Microsoft launches Mu AI model for smart local tasks on Windows PCs

Microsoft has rolled out a small AI model called Mu that runs locally on Copilot+ PCs. It is designed to give users fast and accurate help by using the device’s Neural Processing Unit instead of relying on cloud servers. Mu already supports the Windows Settings app for users in the Windows Insider Dev Channel. You can type natural language queries like “turn on night light,” and Mu understands and responds in real time.
What makes Mu special?
The model has 330 million parameters and uses a Transformer encoder-decoder setup. This allows it to process input and output separately, which leads to better speed and lower delay. Microsoft claims that Mu generates more than 100 tokens per second and has much lower latency than other models of its size.
Mu was trained using Azure A100 GPUs and tuned with advanced methods such as grouped-query attention and rotary positional embeddings. These help the model work efficiently even on limited hardware.

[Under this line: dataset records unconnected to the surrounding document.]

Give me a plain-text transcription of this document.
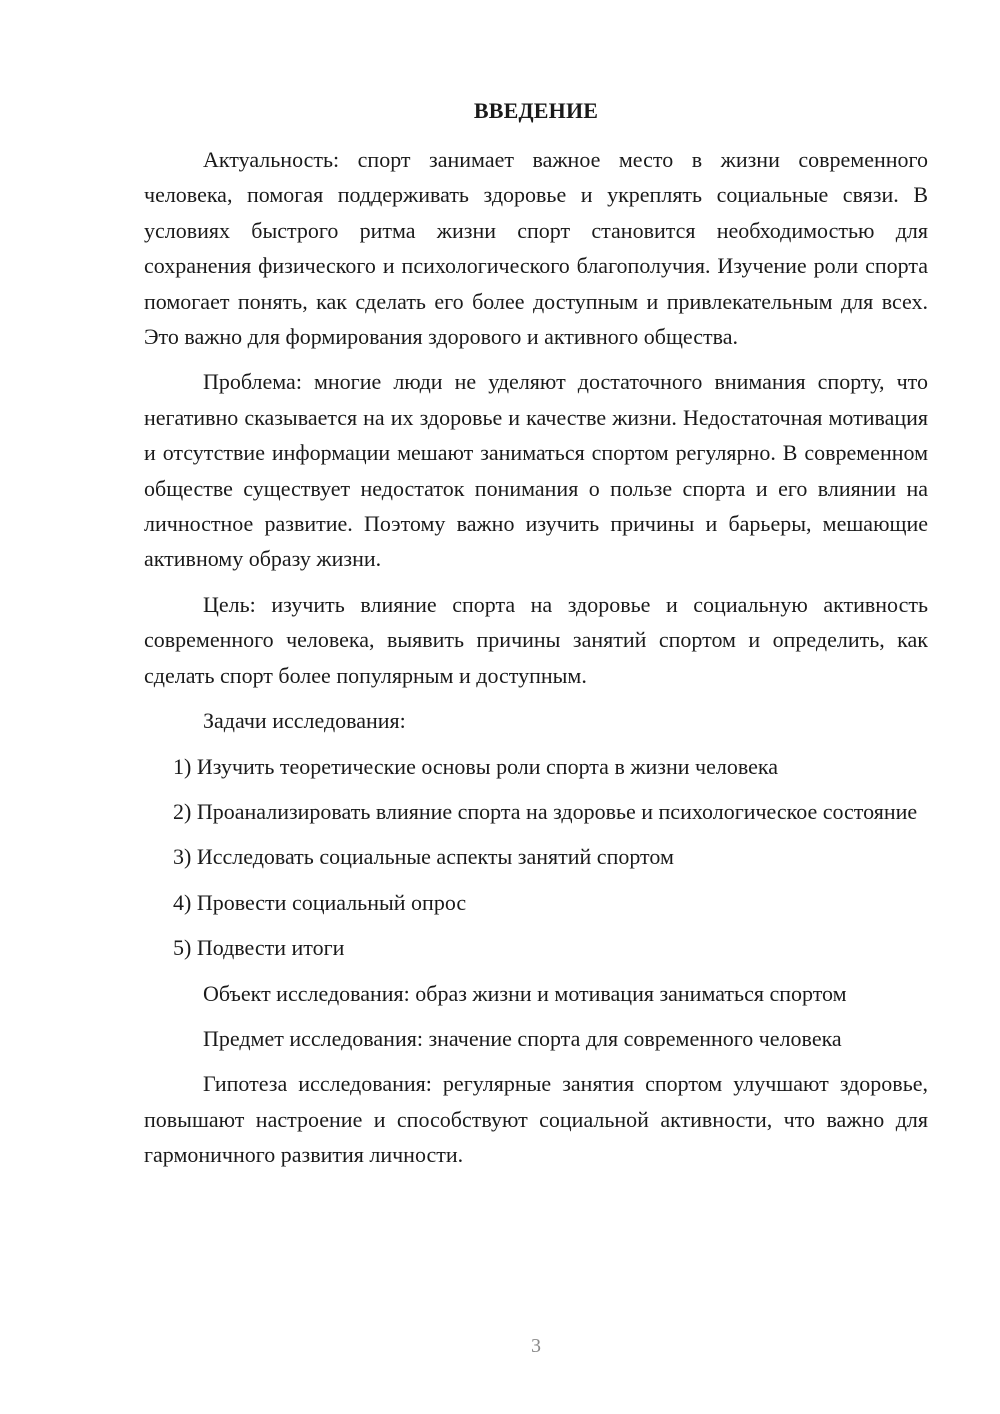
ВВЕДЕНИЕ

Актуальность: спорт занимает важное место в жизни современного человека, помогая поддерживать здоровье и укреплять социальные связи. В условиях быстрого ритма жизни спорт становится необходимостью для сохранения физического и психологического благополучия. Изучение роли спорта помогает понять, как сделать его более доступным и привлекательным для всех. Это важно для формирования здорового и активного общества.

Проблема: многие люди не уделяют достаточного внимания спорту, что негативно сказывается на их здоровье и качестве жизни. Недостаточная мотивация и отсутствие информации мешают заниматься спортом регулярно. В современном обществе существует недостаток понимания о пользе спорта и его влиянии на личностное развитие. Поэтому важно изучить причины и барьеры, мешающие активному образу жизни.

Цель: изучить влияние спорта на здоровье и социальную активность современного человека, выявить причины занятий спортом и определить, как сделать спорт более популярным и доступным.

Задачи исследования:

1) Изучить теоретические основы роли спорта в жизни человека

2) Проанализировать влияние спорта на здоровье и психологическое состояние

3) Исследовать социальные аспекты занятий спортом

4) Провести социальный опрос

5) Подвести итоги

Объект исследования: образ жизни и мотивация заниматься спортом

Предмет исследования: значение спорта для современного человека

Гипотеза исследования: регулярные занятия спортом улучшают здоровье, повышают настроение и способствуют социальной активности, что важно для гармоничного развития личности.

3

To ensure Mu runs well on different PCs, Microsoft partnered with Intel, AMD, and Qualcomm. With post-training quantisation, the model was adapted to work with lower-precision formats like 8-bit and 16-bit integers. On devices like the Surface Laptop 7, Mu achieves output speeds over 200 tokens per second. Initially, Microsoft tested a larger model called Phi LoRA, which was accurate but slow. Mu, after fine-tuning, proved to be faster while still meeting the accuracy requirements. The team scaled up Mu’s dataset to include 3.6 million training samples and added support for hundreds of Windows system settings. Features like prompt tuning and noise injection improved the model’s ability to understand real-world queries.
Mu is part of Microsoft’s broader push to bring AI features directly to the device. It builds on earlier research from models like Phi and Phi Silica and will likely play a key role in future AI experiences on Windows PCs.